Pour augmenter l'efficacité de la conversion neuronale et préparer le terrain pour la future application de translation, le système viral adeno-associé développé encore de Chen et d'équipe (AAV) de fournir NeuroD1 à diviser et à non-diviser des astrocytes sous le contrôle du promoteur astrocytic GFAP et conversion directe confirmée d'astrocyte-à-neurone dans la moelle épinière.

Le vecteur d'AAV est utilisé généralement pour la thérapie génique à cause de son immunogénicité et haute performance relativement inférieures de s'étendre dans tissus variés comprenant le tissu nerveux.

Intéressant, Chen et équipe ont constaté que seul NeuroD1 a produit principalement des neurones glutamatergic excitatoires, alors que l'ajout d'un autre facteur Dlx2 de transcription a augmenté de manière significative la proportion de neurones inhibiteurs de GABAergic, indiquant que cela utilisant différentes combinaisons des facteurs de transcription peut produire de différents sous-types de neurones.

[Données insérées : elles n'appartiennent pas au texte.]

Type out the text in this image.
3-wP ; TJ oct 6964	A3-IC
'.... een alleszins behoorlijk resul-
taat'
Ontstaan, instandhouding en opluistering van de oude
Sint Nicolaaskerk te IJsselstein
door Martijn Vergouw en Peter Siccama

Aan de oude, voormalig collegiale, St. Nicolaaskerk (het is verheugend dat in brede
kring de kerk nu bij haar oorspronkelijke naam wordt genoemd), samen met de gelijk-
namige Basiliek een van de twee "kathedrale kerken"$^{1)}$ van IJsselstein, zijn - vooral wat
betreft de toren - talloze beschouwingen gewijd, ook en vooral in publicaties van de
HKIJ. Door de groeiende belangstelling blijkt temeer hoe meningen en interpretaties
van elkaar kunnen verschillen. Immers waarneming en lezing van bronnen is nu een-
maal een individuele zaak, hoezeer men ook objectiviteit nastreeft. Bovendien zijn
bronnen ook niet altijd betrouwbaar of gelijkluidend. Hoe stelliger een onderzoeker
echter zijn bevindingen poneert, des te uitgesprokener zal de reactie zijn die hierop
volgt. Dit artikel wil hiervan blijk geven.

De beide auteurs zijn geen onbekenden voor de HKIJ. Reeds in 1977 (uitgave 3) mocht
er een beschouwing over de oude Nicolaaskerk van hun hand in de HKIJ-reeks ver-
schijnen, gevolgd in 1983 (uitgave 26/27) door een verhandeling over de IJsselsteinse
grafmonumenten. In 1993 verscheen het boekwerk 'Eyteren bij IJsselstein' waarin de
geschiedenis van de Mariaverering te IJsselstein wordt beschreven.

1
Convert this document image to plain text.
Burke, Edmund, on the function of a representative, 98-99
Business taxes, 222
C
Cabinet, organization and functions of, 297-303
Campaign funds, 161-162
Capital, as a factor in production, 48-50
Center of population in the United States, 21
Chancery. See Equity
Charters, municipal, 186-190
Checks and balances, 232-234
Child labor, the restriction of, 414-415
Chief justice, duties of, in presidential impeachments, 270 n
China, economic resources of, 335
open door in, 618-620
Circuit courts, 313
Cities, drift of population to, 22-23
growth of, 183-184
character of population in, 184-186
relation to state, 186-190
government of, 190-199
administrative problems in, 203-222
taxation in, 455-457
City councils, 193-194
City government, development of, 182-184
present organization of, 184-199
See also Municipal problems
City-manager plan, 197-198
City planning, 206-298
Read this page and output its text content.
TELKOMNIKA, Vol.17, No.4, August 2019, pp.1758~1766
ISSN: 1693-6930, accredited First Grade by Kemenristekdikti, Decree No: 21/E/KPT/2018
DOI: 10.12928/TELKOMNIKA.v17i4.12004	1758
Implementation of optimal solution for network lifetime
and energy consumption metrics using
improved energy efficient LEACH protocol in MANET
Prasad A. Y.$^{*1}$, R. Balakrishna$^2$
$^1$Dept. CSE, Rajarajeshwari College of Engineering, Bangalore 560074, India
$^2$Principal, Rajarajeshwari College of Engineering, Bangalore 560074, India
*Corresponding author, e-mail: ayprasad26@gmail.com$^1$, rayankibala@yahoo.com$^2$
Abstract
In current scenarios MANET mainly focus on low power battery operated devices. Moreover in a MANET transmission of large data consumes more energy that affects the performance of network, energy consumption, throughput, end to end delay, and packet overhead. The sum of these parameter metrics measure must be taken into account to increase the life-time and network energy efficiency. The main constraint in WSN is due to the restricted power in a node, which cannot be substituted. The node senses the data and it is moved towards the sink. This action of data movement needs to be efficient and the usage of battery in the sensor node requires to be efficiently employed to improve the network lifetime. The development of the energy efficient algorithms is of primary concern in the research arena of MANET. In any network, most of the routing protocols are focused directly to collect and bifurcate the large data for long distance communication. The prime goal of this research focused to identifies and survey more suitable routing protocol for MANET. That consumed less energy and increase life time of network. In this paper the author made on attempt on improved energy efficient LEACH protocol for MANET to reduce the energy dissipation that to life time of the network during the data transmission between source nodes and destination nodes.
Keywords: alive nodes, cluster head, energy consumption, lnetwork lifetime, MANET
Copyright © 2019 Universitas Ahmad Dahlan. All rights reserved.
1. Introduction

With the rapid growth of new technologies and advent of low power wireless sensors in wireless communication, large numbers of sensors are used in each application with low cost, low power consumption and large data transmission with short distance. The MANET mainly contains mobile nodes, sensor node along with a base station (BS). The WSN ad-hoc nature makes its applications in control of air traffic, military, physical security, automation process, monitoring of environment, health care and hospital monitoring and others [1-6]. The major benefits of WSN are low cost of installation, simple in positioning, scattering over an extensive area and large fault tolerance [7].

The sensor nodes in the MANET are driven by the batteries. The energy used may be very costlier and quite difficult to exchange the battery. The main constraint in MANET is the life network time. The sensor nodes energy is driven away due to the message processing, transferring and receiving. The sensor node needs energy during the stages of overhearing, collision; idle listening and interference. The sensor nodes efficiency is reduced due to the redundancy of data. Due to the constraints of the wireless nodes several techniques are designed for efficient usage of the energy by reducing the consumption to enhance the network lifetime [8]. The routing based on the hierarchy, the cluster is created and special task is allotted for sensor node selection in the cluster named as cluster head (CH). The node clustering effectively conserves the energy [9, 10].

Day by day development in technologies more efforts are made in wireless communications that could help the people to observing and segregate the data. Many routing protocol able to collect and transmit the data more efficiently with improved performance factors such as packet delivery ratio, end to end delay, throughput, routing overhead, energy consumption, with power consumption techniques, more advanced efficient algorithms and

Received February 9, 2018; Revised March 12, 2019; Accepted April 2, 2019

Un autre facteur important affectant le destin neuronal après conversion est environnement local. L'équipe de Chen a conçu un ensemble côte à côte d'expériences de comparaison en injectant le même vecteur NeuroD1 dans le cortex ou la moelle épinière de souris.

Après un mois, ils ont constaté que les neurones convertis des astrocytes corticaux ont montré les bornes corticales de neurone mais pas les bornes de moelle épinière, alors que les neurones convertis des astrocytes spinaux ont montré les bornes spinales de neurone mais les bornes non corticales, indiquant l'importance de l'environnement local en formant le destin neuronal après conversion.

D'une manière primordiale, Chen et collègues ont vérifié l'hublot de temps de la conversion neuronale avant et après la formation de cicatrices glial après SCI. Ils ont vérifié le rendement de conversion des astrocytes réactifs à 10 jours contre ceux à 4 mois suivant le SCI, quand la cicatrice glial a été bien formée après des blessures.

L'équipe de Chen a expliqué la haute performance de la conversion non seulement au court terme mais également après une longue attente après des blessures.

Ces études fournissent l'épreuve-de-concept qu'in vivo la technologie de conversion d'astrocyte-à-neurone peut être potentiellement développée en intervention thérapeutique pour régénérer les neurones neufs fonctionnels afin de remettre des fonctionnements neuraux perdus après SCI.

Source:
Journal reference:

Puls, B., et al. (2020) Regeneration of Functional Neurons After Spinal Cord Injury via in situ NeuroD1-Mediated Astrocyte-to-Neuron Conversion. Frontiers in Cell and Developmental Biology. doi.org/10.3389/fcell.2020.591883.